This being the all-star break in baseball, it's time to share an interesting tidbit involving America's government and America's pastime. Here are the major league clubs ranked in terms of payroll:
The top ten, if you don't care to click:
1. New York Yankees $209,081,579
2. Detroit Tigers $138,685,197
3. New York Mets $138,293,378
4. Boston Red Sox $133,440,037
5. Chicago White Sox $121,152,667
6. Los Angeles Angels $119,216,333
7. Chicago Cubs $118,595,833
8. Los Angeles Dodgers $118,536,038
9. Seattle Mariners $117,993,982
10. Atlanta Braves $102,424,018
Four of those clubs are in first place in their division at the break (Red Sox, White Sox, Angels, Cubs) and both New York teams are well over .500, so teams that spend a lot obviously also benefit in the standings. (On the other hand, the Mariners are now have 37 wins and 58 losses; making them one of the worst teams in baseball. Nobody in 2008 has spent more and gotten less except maybe Hillary Clinton.)

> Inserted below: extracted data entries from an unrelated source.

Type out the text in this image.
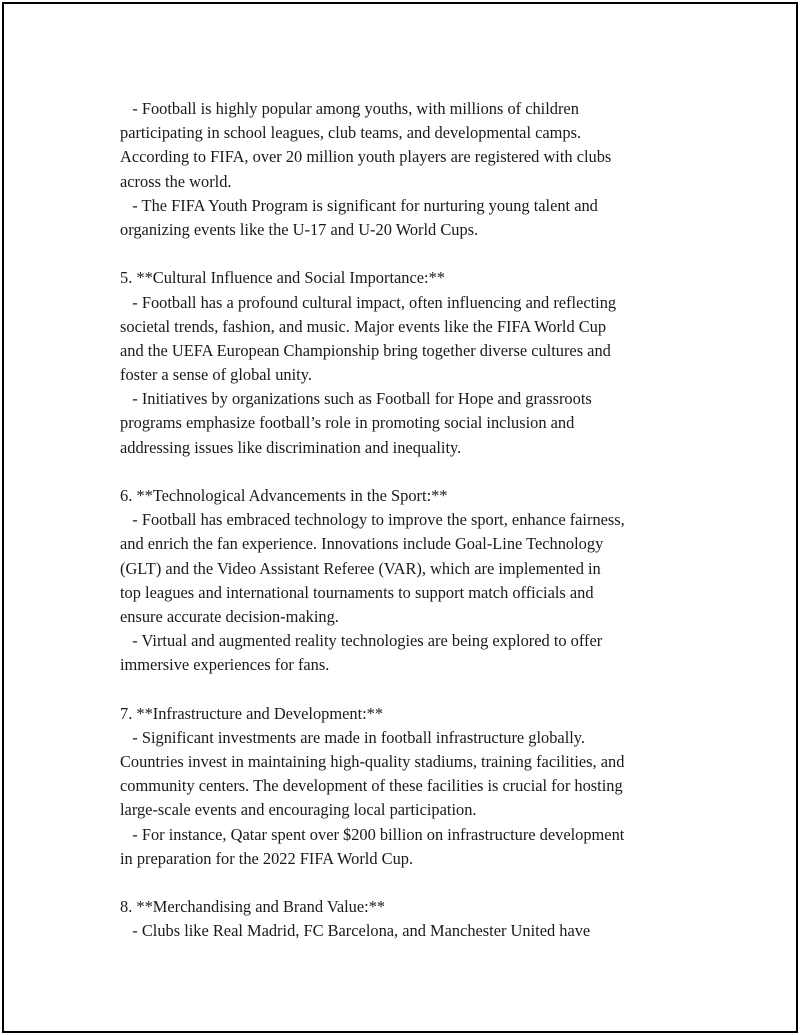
- Football is highly popular among youths, with millions of children
participating in school leagues, club teams, and developmental camps.
According to FIFA, over 20 million youth players are registered with clubs
across the world.
- The FIFA Youth Program is significant for nurturing young talent and
organizing events like the U-17 and U-20 World Cups.
5. **Cultural Influence and Social Importance:**
- Football has a profound cultural impact, often influencing and reflecting
societal trends, fashion, and music. Major events like the FIFA World Cup
and the UEFA European Championship bring together diverse cultures and
foster a sense of global unity.
- Initiatives by organizations such as Football for Hope and grassroots
programs emphasize football’s role in promoting social inclusion and
addressing issues like discrimination and inequality.
6. **Technological Advancements in the Sport:**
- Football has embraced technology to improve the sport, enhance fairness,
and enrich the fan experience. Innovations include Goal-Line Technology
(GLT) and the Video Assistant Referee (VAR), which are implemented in
top leagues and international tournaments to support match officials and
ensure accurate decision-making.
- Virtual and augmented reality technologies are being explored to offer
immersive experiences for fans.
7. **Infrastructure and Development:**
- Significant investments are made in football infrastructure globally.
Countries invest in maintaining high-quality stadiums, training facilities, and
community centers. The development of these facilities is crucial for hosting
large-scale events and encouraging local participation.
- For instance, Qatar spent over $200 billion on infrastructure development
in preparation for the 2022 FIFA World Cup.
8. **Merchandising and Brand Value:**
- Clubs like Real Madrid, FC Barcelona, and Manchester United have
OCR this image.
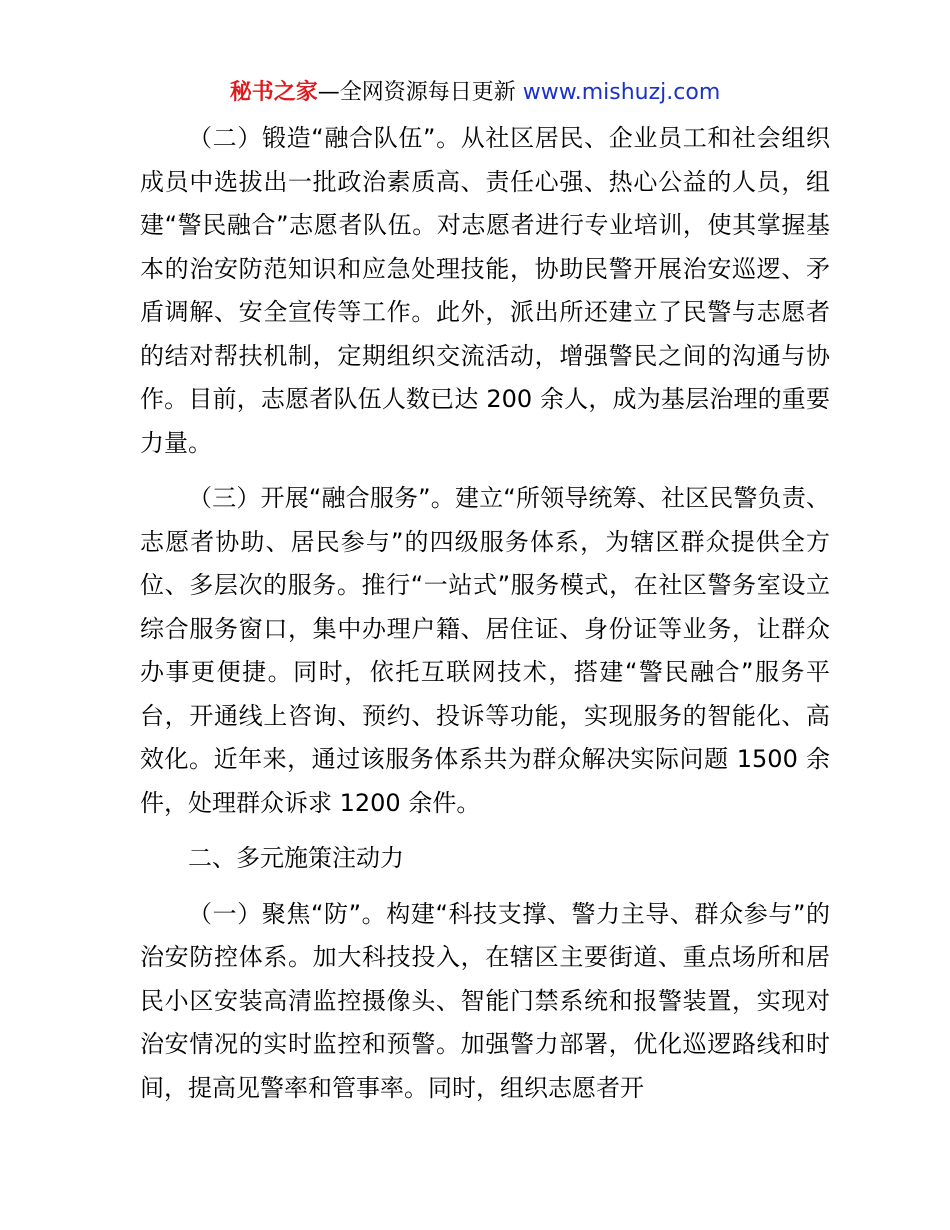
秘书之家—全网资源每日更新 www.mishuzj.com

（二）锻造“融合队伍”。从社区居民、企业员工和社会组织成员中选拔出一批政治素质高、责任心强、热心公益的人员，组建“警民融合”志愿者队伍。对志愿者进行专业培训，使其掌握基本的治安防范知识和应急处理技能，协助民警开展治安巡逻、矛盾调解、安全宣传等工作。此外，派出所还建立了民警与志愿者的结对帮扶机制，定期组织交流活动，增强警民之间的沟通与协作。目前，志愿者队伍人数已达 200 余人，成为基层治理的重要力量。

（三）开展“融合服务”。建立“所领导统筹、社区民警负责、志愿者协助、居民参与”的四级服务体系，为辖区群众提供全方位、多层次的服务。推行“一站式”服务模式，在社区警务室设立综合服务窗口，集中办理户籍、居住证、身份证等业务，让群众办事更便捷。同时，依托互联网技术，搭建“警民融合”服务平台，开通线上咨询、预约、投诉等功能，实现服务的智能化、高效化。近年来，通过该服务体系共为群众解决实际问题 1500 余件，处理群众诉求 1200 余件。

二、多元施策注动力

（一）聚焦“防”。构建“科技支撑、警力主导、群众参与”的治安防控体系。加大科技投入，在辖区主要街道、重点场所和居民小区安装高清监控摄像头、智能门禁系统和报警装置，实现对治安情况的实时监控和预警。加强警力部署，优化巡逻路线和时间，提高见警率和管事率。同时，组织志愿者开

In 1860, the entire federal budget was sixty-three million dollars (Foner, Reconstruction: America's Unfinished Revolution, 1988, p. 23). Out of the thirty major league baseball teams, only seven have payrolls in 2008 that are lower than what the entire U.S. government spent right before the Civil War.
Or how about looking at it this way: the 2008 Washington Nationals payroll, one of the lowest in baseball, is within ten million bucks of the 1860 Washington national expenditures. The New York Yankees of today pay their players more than three times what the Yankee government spent 148 years ago. Probably a few of their men slept with Madonna, too.
Alas, the age of low American budgets was ending in 1860, thanks to the Civil War. As Foner notes, the federal budget grew to over a billion dollars by 1865.
And you know what? A billion dollars is still less than what teams 1 through 8 in the list above, added together, are spending on their 2008 payrolls.
I just hope the Cubs make the World Series this year. It's an exaggeration to say they've not been there since the Civil War, actually it was right after World War II that the fall classic last came to Wrigley Field. But it's still a long, long, time; I hope the big payroll at Wrigley finally pays dividends.